March 12, 2012 9:49 AM Subscribe
Months ago, I was asked to do something outside of the scope of my job (over my lunch hour to boot). I don't want to do it anymore. What are my options?
posted by anonymous to Work & Money (26 answers total) 2 users marked this as a favorite
When I started this job, I was asked to sit out at the reception desk during two hour-long lunches a week. I don't have a laptop and my job requires specialized software, so I can't work there. I bring a book and read, but it seems to me that answering phones, taking packages, and dealing with strangers does not a lunch hour make. I didn't want to do it, but I agreed since I liked the job and I wanted to seem like a team player.
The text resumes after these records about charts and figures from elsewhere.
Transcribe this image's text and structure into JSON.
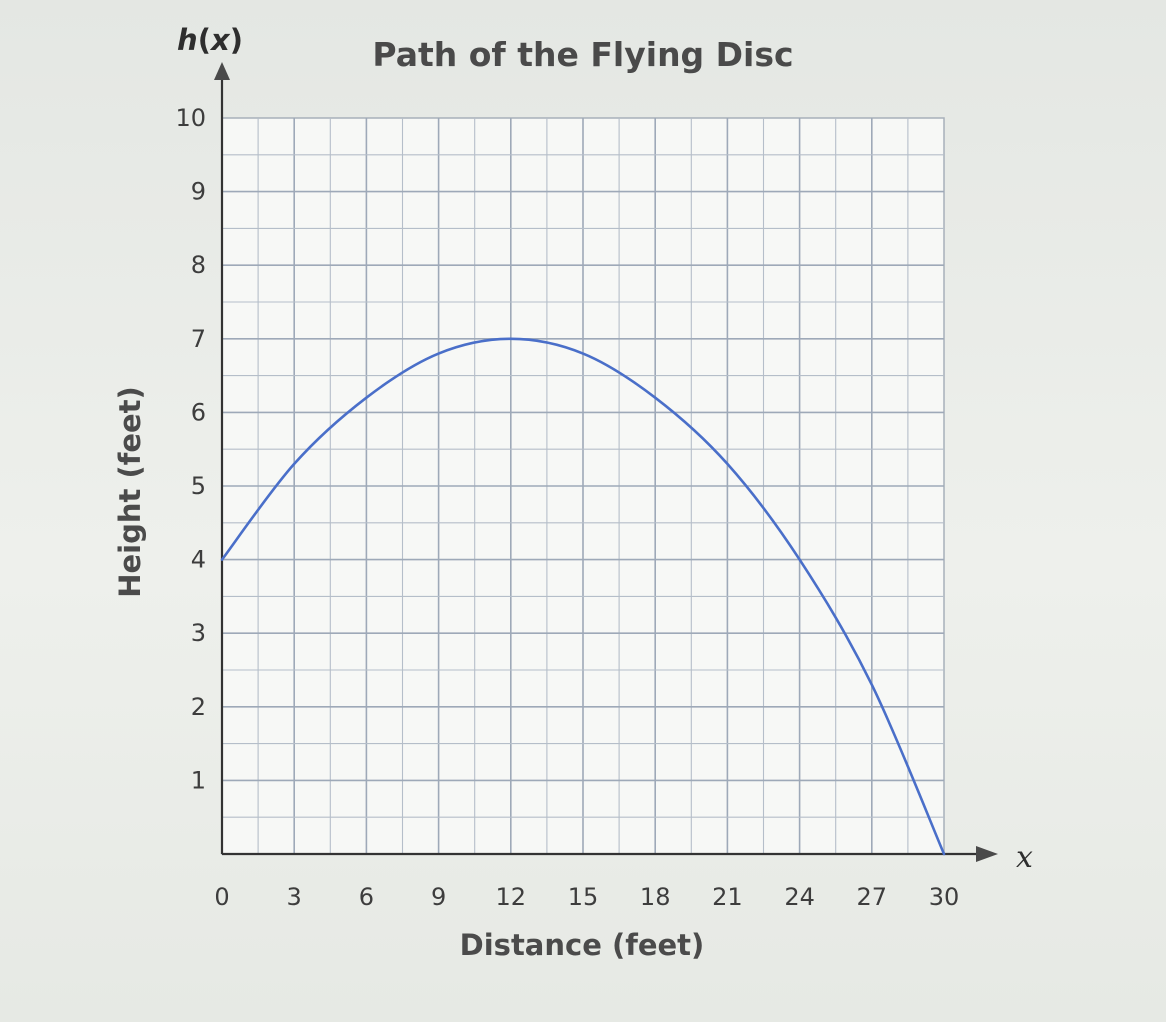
{
  "chart_data": {
    "type": "line",
    "title": "Path of the Flying Disc",
    "xlabel": "Distance (feet)",
    "ylabel": "Height (feet)",
    "x_variable": "x",
    "y_function_label": "h(x)",
    "xlim": [
      0,
      30
    ],
    "ylim": [
      0,
      10
    ],
    "x_ticks": [
      "0",
      "3",
      "6",
      "9",
      "12",
      "15",
      "18",
      "21",
      "24",
      "27",
      "30"
    ],
    "y_ticks": [
      "1",
      "2",
      "3",
      "4",
      "5",
      "6",
      "7",
      "8",
      "9",
      "10"
    ],
    "grid": true,
    "series": [
      {
        "color": "#4a6fc9",
        "x": [
          0,
          3,
          6,
          9,
          12,
          15,
          18,
          21,
          24,
          27,
          30
        ],
        "y": [
          4.0,
          5.3,
          6.2,
          6.8,
          7.0,
          6.8,
          6.2,
          5.3,
          4.0,
          2.3,
          0.0
        ]
      }
    ]
  }
}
Originally I was told that all new people were asked to do this and that as newer hires joined the company I would stop. As I started, someone else stopped, so this seemed true. But the next two hires were into high-level positions, and now it seems like I'm stuck.
On top of that, I recently learned that another entry-level hire (slightly before my time) was not asked to do it!
No one told me when I interviewed that I'd be a lunchtime receptionist. I'm terribly socially awkward, bad at the phone, and awful at remembering things like extensions, names, etc. If I was interviewing for a receptionist position I would not get it.
I find this whole thing demeaning (not because I think it's beneath me, but because I'm bad at it and it looks really bad on me. I go from seeming competent and skilled to seeming, frankly, ditzy and stupid) and frustrating. I was originally planning to just grin and bear it (I like this job and, other than this, my supervisor is fantastic). But after learning that that other entry level person didn't have to do it I've become really upset about it. I even found myself making snippy passive-aggressive comments about it to coworkers the other day (which: bad bad no good idea). So:
Do I talk to my supervisor before getting called out for being snotty about it? Do I just try to retain my composure and not talk about it?
If I do talk to him, how? I have a solution that I think would work. Do I present it?
If I don't talk to him, how can I chill out about this? I don't really WANT to get better at it because it's not within the scope of my job and I have no desire to waste brain space on it, but at the same time it's really embarrassing that a grown-ass women should have to run around the office begging for help when someone new calls (also -- I just remembered that I forgot to pass on a message from last time I did this thing! Dammit! How can I screw up so bad?).